The Olympic Games. It is the single biggest sporting event in the world. The name alone demands respect. Most people have childhood dreams of attending the Olympics, but few actually get the chance to go. Those dreams are coming true for 30 students in GW’s School of Business and Public Management.
Thirty students studying tourism and sports management are headed to Sydney, Australia Sept. 12 for a behind-the-scenes analysis of the Olympic Games. The 10-day trip is part of Professor Lisa Delpy Neirotti’s course, 2000 Summer Olympic Experience in Sydney, Australia: Behind the Scenes.
Attending the Olympic Games and being exposed to the people who are intricately involved in this mega-event will provide students with an ideal learning experience, said Delpy Neirotti, an associate professor of Tourism and Sports Management. It not only will reinforce material learned in the classroom, but it will allow students to network and make valuable connections for the future.
The goal of the course is for students to acquire an understanding of what producing the world’s largest sporting event entails. In Sydney students will meet with top executives from the International Olympic Committee, the U.S. Olympic Committee, the Sydney Olympic Committee, corporate sponsors such as Coca-Cola, IBM, Xerox and Visa, and Olympic athletes. Students will study the organizational and financial requirements involved in hosting the Games, and will conduct on-site market research related to spectator spending, satisfaction and sponsor recall, Neirotti said.
It is important to get students to understand how large an event the Olympics is and the impact on the host city, country, for corporations, sponsors and variety of professions required to host the games, Neirotti said. Everyone dreams about going to Olympics or being an athlete and now they are being a part of it all.
Students registered for the class on a first-come-first-serve basis, and a waiting list for the class started more than a year and a half ago. Each of the 30 students on the trip must pay $1,850 for airfare, $500 for lodging and anything additional for other purchases, including food, souvenirs and tickets to sporting events that range from $20 to $300.
Neirotti’s students prepared throughout the summer for the trip. They downloaded reading material and assignments for the class using Prometheus and will write a term appear about what they learned after they return from Sydney.
Taking students to the Olympic Games has been a GW tradition since 1992. Neirotti took business students to Nagano in 1998, Atlanta in 1996, Lillehammer in 1994 and Barcelona in 1992.
Neirotti said her most memorable moment at the Olympics occurred in Barcelona. She was walking down the main drag in Barcelona and she heard someone call out her name. To her surprise Neirotti turned around and saw all of her students at a sidewalk caf? eating, drinking and hanging out with the U.S. basketball team.
The biggest challenge of the Olympic trips is being at the whim of many different people, Neirotti said.
The big word is flexibility, Neirotti said. You have to just go with the flow.
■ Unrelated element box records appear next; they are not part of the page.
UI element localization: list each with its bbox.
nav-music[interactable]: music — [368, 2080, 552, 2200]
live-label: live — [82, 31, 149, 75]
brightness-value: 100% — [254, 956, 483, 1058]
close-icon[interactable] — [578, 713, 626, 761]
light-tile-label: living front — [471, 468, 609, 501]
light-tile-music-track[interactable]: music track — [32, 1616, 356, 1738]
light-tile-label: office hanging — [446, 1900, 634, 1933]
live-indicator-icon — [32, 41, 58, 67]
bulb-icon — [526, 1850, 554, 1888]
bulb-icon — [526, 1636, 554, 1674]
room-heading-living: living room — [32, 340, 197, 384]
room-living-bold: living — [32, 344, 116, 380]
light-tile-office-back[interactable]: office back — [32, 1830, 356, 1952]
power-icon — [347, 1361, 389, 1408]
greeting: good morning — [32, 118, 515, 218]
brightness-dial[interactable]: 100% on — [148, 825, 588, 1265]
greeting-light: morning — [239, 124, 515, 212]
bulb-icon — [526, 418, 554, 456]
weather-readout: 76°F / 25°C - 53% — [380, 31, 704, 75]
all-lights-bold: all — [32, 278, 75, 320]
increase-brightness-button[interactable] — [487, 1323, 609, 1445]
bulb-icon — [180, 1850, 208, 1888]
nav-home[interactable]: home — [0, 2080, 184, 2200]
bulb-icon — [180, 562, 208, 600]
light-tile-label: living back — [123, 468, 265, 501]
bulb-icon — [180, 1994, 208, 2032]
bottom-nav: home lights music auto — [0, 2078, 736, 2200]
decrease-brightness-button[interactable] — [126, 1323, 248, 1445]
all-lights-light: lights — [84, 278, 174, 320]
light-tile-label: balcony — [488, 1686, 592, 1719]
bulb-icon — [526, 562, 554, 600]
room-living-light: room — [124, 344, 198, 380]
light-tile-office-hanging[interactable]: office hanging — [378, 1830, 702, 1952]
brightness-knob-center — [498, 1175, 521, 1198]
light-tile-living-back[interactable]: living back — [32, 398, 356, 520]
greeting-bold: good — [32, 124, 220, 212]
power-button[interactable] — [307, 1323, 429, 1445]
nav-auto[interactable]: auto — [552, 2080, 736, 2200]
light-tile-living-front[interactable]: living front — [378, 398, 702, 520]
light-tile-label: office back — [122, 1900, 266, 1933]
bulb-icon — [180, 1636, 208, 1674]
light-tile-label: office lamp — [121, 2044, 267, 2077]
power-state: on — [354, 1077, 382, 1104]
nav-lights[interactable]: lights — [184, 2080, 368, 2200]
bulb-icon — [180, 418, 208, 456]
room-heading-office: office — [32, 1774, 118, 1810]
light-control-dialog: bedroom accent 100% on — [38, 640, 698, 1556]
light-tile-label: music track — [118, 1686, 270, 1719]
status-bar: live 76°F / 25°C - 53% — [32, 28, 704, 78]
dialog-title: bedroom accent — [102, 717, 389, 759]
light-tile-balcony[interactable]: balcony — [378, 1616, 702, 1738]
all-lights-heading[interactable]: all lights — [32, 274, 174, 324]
Neirotti serves as a consultant to CNN and the Baltimore-Washington Regional 2012 Olympic Games Coalition. The coalition is bidding for the Baltimore-Washington region to be the host of the 2012 Olympic games.
D.C. is the perfect location because it meets all the criteria, Neirotti said. It has beautiful landscapes and vistas, there is a good transportation system, the city is used to visitors and we already have the security with the president here.
The 2000 Olympic Games take place in Sydney Sept. 15 to Oct. 1.